I met her even before I opened my eyes in this big bad world. Since then she has always remained an inseparable part of my existence. I have experienced the carefreeness of childhood, the fantasies of adolescence and the responsibilities of adulthood in her presence; sometimes learning the lessons she taught me, harshly, and sometimes trying to imbibe her expectations with a willful and an unquestioning obedience of a mentee. 33 years is not a small time period to share your existence with someone, and pass off so easily, unscathed. We have gone through both the thick and thin of this beautiful relationship, which has had its own moments of laughter, happiness, sadness, disappointment and even self-doubt, but at the end of the day, it was just another lesson learnt. It’s strange, but despite having spent a huge amount of time with an entity that influenced my thoughts and actions in every possible manner, I never asked her name, maybe because somewhere down my heart I trusted her every opinion-driven act towards me; that it was for my betterment and long-term success. After all, as the legendary Shakespeare said, “what’s in a name?”

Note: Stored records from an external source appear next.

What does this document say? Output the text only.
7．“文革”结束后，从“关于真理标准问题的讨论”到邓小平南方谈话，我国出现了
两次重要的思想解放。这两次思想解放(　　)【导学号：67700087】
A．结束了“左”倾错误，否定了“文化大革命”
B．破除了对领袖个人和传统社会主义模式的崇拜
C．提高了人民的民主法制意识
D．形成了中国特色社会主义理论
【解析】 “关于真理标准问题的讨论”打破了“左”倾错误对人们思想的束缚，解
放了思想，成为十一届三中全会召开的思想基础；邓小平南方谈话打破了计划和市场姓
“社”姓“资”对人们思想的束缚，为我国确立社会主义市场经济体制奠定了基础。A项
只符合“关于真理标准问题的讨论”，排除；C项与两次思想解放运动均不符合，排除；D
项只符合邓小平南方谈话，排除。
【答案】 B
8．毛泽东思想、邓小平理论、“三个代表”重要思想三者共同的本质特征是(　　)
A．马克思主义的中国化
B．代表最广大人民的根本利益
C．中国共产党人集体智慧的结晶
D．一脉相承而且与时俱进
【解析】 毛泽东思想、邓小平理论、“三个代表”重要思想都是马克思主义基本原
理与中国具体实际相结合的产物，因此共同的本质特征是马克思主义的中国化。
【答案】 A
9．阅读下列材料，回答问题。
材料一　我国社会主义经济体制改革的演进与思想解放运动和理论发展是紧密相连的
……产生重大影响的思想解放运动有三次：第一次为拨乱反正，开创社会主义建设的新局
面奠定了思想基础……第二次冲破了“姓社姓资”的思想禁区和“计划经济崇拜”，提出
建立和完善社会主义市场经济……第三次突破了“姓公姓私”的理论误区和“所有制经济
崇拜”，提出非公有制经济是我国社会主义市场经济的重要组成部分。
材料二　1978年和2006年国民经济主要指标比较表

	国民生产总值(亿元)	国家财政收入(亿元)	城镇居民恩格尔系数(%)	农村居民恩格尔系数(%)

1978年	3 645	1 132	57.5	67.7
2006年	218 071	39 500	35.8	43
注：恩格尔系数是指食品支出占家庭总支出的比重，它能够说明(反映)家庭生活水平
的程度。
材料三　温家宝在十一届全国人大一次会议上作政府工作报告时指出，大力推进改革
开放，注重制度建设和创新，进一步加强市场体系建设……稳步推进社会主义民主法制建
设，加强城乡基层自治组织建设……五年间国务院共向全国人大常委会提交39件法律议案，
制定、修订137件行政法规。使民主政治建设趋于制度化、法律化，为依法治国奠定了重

But humans will be humans.....one of God’s most unique, innovative, but also restless and impatient creations. So last night before retiring, I had a brief conversation with her, summarizing all the different facets of our companionship in these many years. I can tell you she was enjoying every bit of it. That sparkle in her eyes could simply not be ignored. Taking advantage of her trance, just when the time was right, I asked her, “Hey! What’s your name?”
She was taken aback by surprise for a moment, followed by a long and loud silence that appeared to question my common sense for the first time in these years.
After a period of tortuous calmness, she replied shyly, “LIFE”.